Para determinar qual classe social Getúlio Vargas representou, precisamos, antes de
tudo, fazer uma análise de classes da sociedade brasileira, e assim, identificar quais
classes são inerentemente reacionárias e potencialmente revolucionárias. De acordo com
o teórico marxista Mao Tse-tung:
“Quem são os nossos inimigos? Quem são os nossos amigos? Esse
problema é de importância primordial para a revolução. A razão básica
por que as anteriores lutas revolucionárias na China obtiveram tão fracos
resultados está no facto de não se ter sabido fazer a união com os
verdadeiros amigos para atacar os verdadeiros inimigos. O partido
revolucionário é o guia das massas, não podendo, portanto, a revolução
alcançar a vitória se este as conduz por uma via errada. Para não
dirigirmos as massas pela falsa via, para estarmos seguros de alcançar
definitivamente a vitória na revolução, devemos prestar atenção à
unidade com os nossos verdadeiros amigos para atacar os nossos
verdadeiros inimigos. Para distinguir os verdadeiros amigos dos
verdadeiros inimigos, impõe-se proceder a uma análise geral da situação
económica das distintas classes da sociedade chinesa, bem como da
atitude que estas tomam frente à revolução.” (ZEDONG, 1926)
Devido ao caráter didático que pretendemos dar a esse artigo, não iremos fazer uma
grande análise pautada em argumentos históricos.
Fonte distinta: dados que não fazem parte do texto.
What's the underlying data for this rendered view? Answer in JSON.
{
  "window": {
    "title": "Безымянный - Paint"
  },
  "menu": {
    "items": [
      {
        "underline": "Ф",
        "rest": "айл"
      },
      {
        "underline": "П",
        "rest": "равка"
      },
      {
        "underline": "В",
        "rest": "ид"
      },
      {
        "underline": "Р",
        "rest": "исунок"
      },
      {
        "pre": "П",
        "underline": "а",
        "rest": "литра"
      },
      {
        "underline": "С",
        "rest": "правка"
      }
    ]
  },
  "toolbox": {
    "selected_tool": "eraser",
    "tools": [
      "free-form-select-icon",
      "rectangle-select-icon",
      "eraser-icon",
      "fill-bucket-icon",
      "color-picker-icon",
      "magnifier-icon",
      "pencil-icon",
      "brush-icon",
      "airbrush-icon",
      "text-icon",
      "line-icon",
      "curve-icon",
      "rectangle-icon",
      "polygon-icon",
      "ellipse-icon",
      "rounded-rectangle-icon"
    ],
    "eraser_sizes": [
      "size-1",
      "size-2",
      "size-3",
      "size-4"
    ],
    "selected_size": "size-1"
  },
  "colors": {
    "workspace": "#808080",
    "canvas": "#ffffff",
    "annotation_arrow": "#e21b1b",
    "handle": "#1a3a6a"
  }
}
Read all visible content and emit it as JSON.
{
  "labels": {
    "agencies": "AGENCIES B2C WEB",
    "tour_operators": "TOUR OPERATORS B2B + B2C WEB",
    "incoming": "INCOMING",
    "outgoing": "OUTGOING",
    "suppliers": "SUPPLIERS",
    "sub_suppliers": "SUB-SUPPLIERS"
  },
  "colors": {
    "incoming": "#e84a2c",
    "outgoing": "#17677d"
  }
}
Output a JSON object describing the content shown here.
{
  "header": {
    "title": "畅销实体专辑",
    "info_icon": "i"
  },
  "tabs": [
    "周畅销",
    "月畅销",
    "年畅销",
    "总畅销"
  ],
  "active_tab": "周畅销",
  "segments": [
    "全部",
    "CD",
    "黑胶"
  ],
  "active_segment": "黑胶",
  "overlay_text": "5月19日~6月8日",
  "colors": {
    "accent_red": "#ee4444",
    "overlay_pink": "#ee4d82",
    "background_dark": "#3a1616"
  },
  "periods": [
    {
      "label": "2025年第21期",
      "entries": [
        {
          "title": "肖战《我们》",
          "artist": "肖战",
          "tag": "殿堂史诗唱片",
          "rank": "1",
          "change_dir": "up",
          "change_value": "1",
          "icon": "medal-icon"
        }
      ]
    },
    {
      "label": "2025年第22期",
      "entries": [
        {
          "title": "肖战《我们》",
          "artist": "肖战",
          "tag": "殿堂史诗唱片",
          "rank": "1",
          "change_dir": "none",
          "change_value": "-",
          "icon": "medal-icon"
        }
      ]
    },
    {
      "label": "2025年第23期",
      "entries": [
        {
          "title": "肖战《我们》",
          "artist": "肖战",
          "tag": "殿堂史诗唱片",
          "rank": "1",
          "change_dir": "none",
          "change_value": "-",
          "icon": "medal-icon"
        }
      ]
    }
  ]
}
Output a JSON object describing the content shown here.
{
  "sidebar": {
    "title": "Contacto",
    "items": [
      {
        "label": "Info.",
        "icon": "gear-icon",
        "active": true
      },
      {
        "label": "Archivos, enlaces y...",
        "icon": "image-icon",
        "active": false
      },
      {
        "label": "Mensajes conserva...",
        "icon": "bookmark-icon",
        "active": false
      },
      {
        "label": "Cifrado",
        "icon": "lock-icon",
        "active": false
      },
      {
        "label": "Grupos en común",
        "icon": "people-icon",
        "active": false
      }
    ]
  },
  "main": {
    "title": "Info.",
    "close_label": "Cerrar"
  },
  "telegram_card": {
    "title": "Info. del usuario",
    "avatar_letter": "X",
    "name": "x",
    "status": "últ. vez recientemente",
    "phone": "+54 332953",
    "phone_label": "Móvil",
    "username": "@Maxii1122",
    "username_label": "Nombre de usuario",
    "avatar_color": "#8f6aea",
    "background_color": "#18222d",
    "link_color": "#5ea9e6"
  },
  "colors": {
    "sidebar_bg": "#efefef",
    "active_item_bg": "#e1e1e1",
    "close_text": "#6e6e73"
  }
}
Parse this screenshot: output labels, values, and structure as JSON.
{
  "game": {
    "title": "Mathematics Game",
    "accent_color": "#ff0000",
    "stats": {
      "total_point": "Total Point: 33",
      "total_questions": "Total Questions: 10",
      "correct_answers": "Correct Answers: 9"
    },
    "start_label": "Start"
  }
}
Podemos dizer, sumariamente, que
entre as classes sociais brasileiras, estão principalmente: o proletariado, o campesinato,
a pequena burguesia, a média burguesia (ou burguesia genuinamente nacional) e a
grande burguesia, ou burguesia burocrática e exportadora. A partir disso, devemos
determinar, como Mao corretamente afirmou, quem são nossos inimigos e quem são
nossos amigos.
Dessa forma, é necessário, como afirmado por Stalin, diferenciar a grande burguesia
burocrática da burguesia genuinamente nacional. Segue uma citação do artigo “A
mistificação burguesa do campo e a atualidade da revolução agrária”, também escrito
pelo Jornal A Nova Democracia:
A partir desta breve análise das classes brasileiras, podemos voltar a pergunta
introdutória: afinal, Getúlio esteve ao lado da revolução, junto a ascendente burguesia
nacional, ao proletariado e ao campesinato, ou ao lado da contrarrevolução, junto
burguesia rentista e burocrática, e do latifúndio?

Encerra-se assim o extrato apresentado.